In a test I had to derive the posterior of the multinomial distribution with the conjugate Dirichlet prior. I used common relation $$p(\mu|X;\alpha) \propto P(X|\mu) P(\mu|\alpha).$$ I did, however, assume $X$ is a single random variable, not a data set. This led me to conclude that the posterior can be written as Dirichlet with parameter $\alpha^*=\alpha+x$, where $\alpha$ and $x$ of dimension $K$ (classes). On the Wikipedia entry for prior giving the posterior parameterizations, all distributions are given for a sample of $n$ data points, hence $\alpha^*=\alpha+ \sum_{i=1}^{n}x$. Is my solution still correct if I want to show that the posterior is a Dirichlet and what's its parameter. More generally I am unsure if posterior distributions are only defined for $n$ data points $X$ (as the Wikipedia entry implies) or can be derived for single $X$ as well.

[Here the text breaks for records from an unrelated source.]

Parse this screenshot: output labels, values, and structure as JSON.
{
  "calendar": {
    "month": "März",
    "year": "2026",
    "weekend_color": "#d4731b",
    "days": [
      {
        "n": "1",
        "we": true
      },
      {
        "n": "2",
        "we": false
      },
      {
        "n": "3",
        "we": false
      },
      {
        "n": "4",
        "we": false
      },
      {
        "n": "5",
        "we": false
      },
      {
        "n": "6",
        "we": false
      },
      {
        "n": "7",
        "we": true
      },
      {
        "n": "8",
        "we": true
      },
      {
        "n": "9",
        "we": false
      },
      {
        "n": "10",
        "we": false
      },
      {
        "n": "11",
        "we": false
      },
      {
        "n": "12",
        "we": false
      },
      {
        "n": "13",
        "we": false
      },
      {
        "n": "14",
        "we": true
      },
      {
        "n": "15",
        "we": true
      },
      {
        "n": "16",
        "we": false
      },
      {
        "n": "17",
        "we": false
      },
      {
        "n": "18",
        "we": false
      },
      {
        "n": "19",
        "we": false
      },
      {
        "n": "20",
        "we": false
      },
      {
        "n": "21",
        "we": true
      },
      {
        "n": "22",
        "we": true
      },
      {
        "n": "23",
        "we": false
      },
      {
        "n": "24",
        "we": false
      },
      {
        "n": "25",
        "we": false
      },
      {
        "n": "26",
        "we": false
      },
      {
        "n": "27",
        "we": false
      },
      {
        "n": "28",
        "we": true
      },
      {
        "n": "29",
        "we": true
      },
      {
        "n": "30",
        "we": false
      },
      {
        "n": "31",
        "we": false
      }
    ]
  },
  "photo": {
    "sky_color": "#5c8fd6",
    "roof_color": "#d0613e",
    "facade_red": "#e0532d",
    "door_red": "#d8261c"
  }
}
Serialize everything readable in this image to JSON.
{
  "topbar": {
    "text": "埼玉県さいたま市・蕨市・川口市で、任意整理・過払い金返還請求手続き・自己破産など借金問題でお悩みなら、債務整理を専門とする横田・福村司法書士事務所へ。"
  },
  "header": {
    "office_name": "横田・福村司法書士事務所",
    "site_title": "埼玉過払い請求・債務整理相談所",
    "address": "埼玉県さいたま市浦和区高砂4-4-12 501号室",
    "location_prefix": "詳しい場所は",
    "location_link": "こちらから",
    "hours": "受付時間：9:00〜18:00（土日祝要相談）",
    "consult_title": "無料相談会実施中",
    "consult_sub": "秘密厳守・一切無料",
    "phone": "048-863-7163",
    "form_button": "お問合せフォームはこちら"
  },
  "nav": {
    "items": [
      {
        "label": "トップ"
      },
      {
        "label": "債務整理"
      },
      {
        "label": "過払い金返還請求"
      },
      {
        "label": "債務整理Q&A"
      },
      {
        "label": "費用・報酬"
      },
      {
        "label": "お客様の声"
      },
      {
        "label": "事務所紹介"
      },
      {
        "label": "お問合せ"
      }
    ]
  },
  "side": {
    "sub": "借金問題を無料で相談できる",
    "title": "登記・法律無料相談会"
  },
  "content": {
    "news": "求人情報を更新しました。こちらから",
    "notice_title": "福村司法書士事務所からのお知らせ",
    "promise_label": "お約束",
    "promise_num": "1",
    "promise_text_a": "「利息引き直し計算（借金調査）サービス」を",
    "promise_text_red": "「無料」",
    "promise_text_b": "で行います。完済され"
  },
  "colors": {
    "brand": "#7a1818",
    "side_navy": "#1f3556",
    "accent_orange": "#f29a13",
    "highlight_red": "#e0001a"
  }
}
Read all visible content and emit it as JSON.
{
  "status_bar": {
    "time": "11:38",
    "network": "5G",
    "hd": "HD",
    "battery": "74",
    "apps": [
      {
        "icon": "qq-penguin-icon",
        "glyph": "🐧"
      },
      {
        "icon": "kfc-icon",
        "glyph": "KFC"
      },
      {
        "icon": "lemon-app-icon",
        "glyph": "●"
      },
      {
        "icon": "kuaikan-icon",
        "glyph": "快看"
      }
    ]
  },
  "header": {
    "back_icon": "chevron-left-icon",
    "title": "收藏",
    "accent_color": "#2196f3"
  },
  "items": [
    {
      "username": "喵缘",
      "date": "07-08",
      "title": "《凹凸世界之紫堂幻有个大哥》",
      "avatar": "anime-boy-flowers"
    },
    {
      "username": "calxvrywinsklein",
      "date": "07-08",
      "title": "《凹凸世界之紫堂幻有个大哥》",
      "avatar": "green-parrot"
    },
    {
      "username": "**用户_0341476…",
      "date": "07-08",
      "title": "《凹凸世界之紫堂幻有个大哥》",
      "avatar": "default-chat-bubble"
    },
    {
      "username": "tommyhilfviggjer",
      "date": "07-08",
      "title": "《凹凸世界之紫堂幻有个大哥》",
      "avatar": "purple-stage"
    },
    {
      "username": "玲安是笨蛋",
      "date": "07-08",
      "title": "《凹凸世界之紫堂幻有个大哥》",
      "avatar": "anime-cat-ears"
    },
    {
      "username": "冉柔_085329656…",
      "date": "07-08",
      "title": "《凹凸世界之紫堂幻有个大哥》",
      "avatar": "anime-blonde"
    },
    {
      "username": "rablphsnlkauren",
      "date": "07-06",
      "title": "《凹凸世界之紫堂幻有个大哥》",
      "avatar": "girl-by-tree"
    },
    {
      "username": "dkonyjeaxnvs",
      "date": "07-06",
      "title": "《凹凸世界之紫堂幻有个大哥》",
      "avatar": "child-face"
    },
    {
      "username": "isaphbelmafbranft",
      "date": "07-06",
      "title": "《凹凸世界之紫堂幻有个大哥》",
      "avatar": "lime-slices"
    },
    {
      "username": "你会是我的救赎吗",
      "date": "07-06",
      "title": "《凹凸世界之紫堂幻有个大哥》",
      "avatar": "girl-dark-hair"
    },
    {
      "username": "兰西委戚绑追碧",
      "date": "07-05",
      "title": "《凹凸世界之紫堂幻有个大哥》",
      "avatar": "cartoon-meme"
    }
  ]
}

• Setting other things aside: if something is defined for $n$ points, what exactly is the problem with $n=1$ ..? Your question is not really clear, but you can apply Bayes theorem to single point, or to multiple points, the same as you could use least squares estimation to find the best parameter given single point (but you won't learn anything revealing...). – Tim Apr 25 '17 at 21:20
• @Tim It seems that for showing it is a conjugate prior, it is enough to do this with $n=1$? – tomka Apr 25 '17 at 21:33
• Why shouldn't it? – Tim Apr 25 '17 at 21:53
• – Tim Apr 26 '17 at 7:19
• You can do it all-at-once or sequentially, it will be the same. – Tim Apr 26 '17 at 8:08

To show that Dirichlet is conjugate prior to multinomial, it is indeed sufficient to use one $X$. For estimation purposes, however, a all-in-one procedure would factor over $n$ independent samples, yielding the Wikipedia entry, or would use a sequential updating step repeatedly with one (randomly selected) sample of all $n$ samples. In the updating the Dirichlet prior hyper-parameter would change from the initial $\alpha$ by adding observations $x_i$ repeatedly. The two procedures are equivalent. The parameters of the posterior thus depend on the purpose.